Datatypes, and attributes
The Editors still have an action to go over all the attributes again and see which of them could benefit from more datatyping. They also have an action to see which should be transmogrified to child elements in order to contain full text.
Roma, and TEI extensions
The Roma replacement for the Pizza Chef, which encapsulates the process of generating schemas and DTDs in a web service, has been used by various people over the last few months. It had a major revision in February, and is now fairly stable.

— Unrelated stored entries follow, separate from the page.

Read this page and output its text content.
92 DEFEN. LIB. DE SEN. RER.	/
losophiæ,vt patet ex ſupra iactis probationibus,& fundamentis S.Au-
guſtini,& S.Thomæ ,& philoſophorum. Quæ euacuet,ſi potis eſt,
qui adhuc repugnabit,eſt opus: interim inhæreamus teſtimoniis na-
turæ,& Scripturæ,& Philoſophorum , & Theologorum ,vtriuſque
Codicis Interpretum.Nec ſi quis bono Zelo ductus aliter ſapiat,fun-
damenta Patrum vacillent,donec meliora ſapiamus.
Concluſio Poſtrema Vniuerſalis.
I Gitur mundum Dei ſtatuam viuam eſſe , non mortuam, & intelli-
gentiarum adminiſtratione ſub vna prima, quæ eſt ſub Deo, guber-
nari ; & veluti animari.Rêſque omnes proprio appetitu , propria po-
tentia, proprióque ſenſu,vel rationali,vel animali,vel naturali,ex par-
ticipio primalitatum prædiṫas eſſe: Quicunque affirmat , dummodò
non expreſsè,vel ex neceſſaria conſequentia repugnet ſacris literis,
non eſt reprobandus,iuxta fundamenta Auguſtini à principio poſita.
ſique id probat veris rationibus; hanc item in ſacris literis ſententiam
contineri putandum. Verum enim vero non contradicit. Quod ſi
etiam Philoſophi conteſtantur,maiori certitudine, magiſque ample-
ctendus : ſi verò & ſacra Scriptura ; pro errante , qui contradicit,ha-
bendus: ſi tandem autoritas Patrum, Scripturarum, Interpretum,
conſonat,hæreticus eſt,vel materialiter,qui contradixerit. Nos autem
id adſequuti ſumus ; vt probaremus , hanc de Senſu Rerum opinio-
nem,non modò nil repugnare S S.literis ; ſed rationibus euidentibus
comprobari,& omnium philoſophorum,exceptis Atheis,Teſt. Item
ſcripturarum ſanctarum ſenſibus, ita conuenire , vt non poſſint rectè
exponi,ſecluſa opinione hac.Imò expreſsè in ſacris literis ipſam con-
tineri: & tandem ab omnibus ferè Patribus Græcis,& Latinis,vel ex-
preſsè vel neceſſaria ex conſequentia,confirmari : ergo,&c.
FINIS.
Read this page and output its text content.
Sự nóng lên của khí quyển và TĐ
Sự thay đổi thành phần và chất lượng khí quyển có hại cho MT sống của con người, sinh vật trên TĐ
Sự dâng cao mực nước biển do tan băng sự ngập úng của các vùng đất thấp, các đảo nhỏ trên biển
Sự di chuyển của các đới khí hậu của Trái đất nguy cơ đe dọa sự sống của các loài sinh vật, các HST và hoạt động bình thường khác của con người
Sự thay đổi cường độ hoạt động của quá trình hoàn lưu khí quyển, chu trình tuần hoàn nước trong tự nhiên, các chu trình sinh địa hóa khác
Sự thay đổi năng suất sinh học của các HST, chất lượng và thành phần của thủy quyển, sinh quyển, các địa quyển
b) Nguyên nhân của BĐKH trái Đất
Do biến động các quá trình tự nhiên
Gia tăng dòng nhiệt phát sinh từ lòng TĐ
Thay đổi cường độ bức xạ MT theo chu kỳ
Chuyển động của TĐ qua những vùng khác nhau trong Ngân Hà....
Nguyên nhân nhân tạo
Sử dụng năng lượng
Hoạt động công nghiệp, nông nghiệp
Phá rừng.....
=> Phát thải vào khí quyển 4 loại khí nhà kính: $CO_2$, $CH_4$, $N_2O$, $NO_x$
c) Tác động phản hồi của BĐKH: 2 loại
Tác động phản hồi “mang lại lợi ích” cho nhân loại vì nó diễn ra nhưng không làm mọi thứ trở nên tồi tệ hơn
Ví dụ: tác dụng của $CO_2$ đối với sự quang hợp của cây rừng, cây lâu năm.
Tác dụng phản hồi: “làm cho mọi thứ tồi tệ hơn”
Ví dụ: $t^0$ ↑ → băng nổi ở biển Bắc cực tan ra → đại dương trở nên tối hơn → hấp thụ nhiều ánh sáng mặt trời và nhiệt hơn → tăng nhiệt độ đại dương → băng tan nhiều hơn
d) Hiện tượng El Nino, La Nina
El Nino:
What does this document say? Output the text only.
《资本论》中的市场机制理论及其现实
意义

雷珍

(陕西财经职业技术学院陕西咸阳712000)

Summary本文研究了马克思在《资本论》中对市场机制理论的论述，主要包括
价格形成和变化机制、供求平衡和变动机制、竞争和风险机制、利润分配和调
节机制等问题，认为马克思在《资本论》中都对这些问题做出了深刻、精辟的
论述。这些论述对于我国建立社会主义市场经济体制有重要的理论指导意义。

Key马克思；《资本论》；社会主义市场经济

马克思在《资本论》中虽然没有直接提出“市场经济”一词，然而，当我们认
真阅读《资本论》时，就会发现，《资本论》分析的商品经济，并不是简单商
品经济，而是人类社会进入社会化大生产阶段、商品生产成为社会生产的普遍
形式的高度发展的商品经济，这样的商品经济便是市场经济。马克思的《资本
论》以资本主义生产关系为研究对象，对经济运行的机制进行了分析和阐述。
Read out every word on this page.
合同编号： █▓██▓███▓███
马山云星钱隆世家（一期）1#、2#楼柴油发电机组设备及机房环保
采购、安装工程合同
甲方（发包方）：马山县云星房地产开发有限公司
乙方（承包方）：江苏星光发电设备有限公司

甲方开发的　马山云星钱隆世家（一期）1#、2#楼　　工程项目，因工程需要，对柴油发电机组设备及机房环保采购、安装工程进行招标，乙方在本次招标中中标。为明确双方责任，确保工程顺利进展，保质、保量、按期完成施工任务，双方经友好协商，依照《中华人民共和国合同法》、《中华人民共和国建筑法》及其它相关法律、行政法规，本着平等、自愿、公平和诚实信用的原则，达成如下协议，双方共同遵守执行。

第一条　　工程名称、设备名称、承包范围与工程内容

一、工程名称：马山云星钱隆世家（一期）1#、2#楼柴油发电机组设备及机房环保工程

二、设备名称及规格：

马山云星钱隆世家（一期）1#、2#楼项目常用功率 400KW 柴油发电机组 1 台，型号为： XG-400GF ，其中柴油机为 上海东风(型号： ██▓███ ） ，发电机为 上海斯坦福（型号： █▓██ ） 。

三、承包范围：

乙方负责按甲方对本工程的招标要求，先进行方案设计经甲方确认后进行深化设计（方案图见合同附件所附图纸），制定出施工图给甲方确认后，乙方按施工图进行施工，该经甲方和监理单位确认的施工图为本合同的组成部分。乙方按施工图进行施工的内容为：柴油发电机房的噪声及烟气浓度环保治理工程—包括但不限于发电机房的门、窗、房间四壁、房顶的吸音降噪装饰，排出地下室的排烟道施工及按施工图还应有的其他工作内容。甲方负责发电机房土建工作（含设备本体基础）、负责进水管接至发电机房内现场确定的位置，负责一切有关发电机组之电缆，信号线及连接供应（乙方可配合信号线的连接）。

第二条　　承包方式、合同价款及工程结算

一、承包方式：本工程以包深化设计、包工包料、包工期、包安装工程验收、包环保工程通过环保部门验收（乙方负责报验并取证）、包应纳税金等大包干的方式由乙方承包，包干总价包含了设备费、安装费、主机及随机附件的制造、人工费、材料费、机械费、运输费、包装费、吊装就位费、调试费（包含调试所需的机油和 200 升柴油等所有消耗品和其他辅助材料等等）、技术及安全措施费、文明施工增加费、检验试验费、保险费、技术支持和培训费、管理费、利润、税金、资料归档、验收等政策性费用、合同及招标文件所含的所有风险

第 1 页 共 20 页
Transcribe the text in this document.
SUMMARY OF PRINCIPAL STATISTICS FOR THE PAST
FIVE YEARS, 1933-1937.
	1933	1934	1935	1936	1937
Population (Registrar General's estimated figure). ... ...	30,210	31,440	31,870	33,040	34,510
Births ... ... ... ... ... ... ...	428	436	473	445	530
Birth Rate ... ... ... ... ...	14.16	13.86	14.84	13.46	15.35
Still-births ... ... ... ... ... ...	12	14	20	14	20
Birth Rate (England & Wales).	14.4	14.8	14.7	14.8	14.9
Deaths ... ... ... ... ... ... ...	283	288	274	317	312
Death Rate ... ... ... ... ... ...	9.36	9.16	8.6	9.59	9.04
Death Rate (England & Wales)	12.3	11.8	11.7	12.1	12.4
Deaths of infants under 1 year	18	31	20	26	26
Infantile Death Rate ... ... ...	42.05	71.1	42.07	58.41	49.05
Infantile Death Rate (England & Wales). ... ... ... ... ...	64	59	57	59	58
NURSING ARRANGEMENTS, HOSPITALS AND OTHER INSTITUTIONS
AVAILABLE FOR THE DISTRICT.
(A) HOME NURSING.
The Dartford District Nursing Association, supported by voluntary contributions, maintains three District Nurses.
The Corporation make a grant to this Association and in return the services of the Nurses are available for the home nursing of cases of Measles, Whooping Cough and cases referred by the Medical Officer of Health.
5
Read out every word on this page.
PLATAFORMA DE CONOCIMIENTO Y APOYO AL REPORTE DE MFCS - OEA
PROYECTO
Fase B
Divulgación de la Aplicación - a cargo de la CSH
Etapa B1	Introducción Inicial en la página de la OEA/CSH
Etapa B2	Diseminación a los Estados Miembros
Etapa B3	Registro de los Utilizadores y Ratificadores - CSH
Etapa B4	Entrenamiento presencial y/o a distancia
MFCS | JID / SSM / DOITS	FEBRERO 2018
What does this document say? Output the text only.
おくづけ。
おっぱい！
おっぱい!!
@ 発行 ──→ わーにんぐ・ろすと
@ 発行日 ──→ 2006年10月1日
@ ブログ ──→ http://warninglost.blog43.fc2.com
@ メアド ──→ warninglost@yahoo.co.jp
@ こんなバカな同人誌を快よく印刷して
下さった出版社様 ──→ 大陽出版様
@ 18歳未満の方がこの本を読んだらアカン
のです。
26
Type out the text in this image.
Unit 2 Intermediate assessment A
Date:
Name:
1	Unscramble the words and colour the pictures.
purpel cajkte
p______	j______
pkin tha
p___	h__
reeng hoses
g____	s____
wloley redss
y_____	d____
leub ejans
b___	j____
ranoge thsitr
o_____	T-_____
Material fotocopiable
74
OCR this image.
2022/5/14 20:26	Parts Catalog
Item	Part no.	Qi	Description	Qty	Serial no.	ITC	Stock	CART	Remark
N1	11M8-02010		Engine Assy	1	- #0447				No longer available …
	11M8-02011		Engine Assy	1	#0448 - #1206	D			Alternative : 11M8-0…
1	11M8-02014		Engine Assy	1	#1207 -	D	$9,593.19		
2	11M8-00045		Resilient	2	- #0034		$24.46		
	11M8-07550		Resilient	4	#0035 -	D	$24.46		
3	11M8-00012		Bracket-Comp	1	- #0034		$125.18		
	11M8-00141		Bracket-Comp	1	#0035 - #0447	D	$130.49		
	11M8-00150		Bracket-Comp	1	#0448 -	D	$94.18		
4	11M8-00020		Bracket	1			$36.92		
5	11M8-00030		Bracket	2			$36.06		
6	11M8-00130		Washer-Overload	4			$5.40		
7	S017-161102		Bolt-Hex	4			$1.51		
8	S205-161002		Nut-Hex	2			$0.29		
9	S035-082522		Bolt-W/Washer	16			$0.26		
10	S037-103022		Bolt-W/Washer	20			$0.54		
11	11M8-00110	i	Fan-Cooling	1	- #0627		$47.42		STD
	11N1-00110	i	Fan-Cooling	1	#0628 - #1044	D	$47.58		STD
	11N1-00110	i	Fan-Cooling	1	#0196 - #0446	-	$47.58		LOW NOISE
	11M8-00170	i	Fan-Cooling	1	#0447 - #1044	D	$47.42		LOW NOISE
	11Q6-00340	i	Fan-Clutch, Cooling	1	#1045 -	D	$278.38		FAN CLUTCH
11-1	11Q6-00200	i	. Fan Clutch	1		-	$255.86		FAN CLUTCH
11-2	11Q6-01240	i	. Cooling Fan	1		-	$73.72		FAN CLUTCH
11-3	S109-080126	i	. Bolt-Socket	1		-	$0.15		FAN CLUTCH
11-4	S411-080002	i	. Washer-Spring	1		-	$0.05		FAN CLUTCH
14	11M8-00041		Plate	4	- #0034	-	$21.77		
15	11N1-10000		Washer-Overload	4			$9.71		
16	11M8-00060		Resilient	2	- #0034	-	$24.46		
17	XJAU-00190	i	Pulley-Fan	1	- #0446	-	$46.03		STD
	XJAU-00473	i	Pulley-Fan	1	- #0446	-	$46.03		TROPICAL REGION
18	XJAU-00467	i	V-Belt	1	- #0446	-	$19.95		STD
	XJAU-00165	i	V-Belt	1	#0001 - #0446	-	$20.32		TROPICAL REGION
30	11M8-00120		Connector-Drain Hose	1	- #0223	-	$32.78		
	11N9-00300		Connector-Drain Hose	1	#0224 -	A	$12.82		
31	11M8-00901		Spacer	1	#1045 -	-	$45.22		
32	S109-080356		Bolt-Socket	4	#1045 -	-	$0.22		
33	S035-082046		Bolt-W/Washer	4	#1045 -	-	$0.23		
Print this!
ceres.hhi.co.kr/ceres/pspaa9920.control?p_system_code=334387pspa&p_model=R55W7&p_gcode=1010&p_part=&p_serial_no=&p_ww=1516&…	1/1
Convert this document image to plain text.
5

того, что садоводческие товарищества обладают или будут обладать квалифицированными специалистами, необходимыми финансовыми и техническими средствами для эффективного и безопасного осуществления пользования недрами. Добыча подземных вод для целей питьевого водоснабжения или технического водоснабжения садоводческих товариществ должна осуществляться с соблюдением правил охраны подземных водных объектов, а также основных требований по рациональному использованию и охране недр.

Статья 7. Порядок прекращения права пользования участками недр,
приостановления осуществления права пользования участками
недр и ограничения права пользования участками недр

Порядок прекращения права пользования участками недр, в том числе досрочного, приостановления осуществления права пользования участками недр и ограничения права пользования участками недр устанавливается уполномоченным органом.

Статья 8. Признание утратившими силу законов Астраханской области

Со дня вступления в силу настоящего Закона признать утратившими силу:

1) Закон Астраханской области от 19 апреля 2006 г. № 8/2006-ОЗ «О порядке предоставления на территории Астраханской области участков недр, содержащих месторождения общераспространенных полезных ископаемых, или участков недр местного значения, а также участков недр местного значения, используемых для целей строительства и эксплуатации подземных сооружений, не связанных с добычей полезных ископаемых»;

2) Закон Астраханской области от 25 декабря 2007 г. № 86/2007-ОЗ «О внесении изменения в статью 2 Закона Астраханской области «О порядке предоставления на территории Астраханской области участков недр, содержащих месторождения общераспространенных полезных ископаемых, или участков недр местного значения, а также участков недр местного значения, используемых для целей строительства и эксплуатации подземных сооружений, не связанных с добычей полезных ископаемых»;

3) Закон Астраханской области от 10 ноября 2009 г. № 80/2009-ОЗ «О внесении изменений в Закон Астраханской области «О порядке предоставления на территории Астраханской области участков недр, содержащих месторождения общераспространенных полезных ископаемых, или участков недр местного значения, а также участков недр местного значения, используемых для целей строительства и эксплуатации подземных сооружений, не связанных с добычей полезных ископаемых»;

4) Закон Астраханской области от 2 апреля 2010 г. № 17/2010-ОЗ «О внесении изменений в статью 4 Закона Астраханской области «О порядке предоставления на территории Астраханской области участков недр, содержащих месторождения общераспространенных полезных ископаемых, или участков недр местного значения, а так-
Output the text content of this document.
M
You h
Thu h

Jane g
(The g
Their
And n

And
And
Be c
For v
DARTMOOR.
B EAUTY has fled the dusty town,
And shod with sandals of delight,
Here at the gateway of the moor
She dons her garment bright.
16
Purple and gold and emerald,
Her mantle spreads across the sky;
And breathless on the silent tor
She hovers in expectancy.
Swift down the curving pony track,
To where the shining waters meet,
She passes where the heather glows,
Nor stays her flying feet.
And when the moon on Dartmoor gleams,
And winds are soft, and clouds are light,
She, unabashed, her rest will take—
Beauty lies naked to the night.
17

There is a mailing list to discuss extensions but it has not had much life. However, the March META meeting in Paris spent a lot of effort on defining a new and powerful model for how to write extensions in ODD, which is now awaiting full implementation. TEI Lite, the Ibsen Project, the BNC, and the Lampeter Corpus are being used as test cases.
Internationalization
As part of the March META meeting in Paris, we looked at how to implement localized versions of the TEI names, either for language reasons or syntactic sugar. We decided that translating a tag name to another language should use the same mechanism as regarding <OrderedList> to be a view of <list type="ordered"> , and we realized we could use a single extension mechanism to cover all of this. This means that ‘Spanish TEI’ can be treated as a view of the TEI, just as TEI Lite is, and maintained as an ODD file. The next stage is to implement this using the translations Alejandro Bia has prepared, and make some language options part of Roma.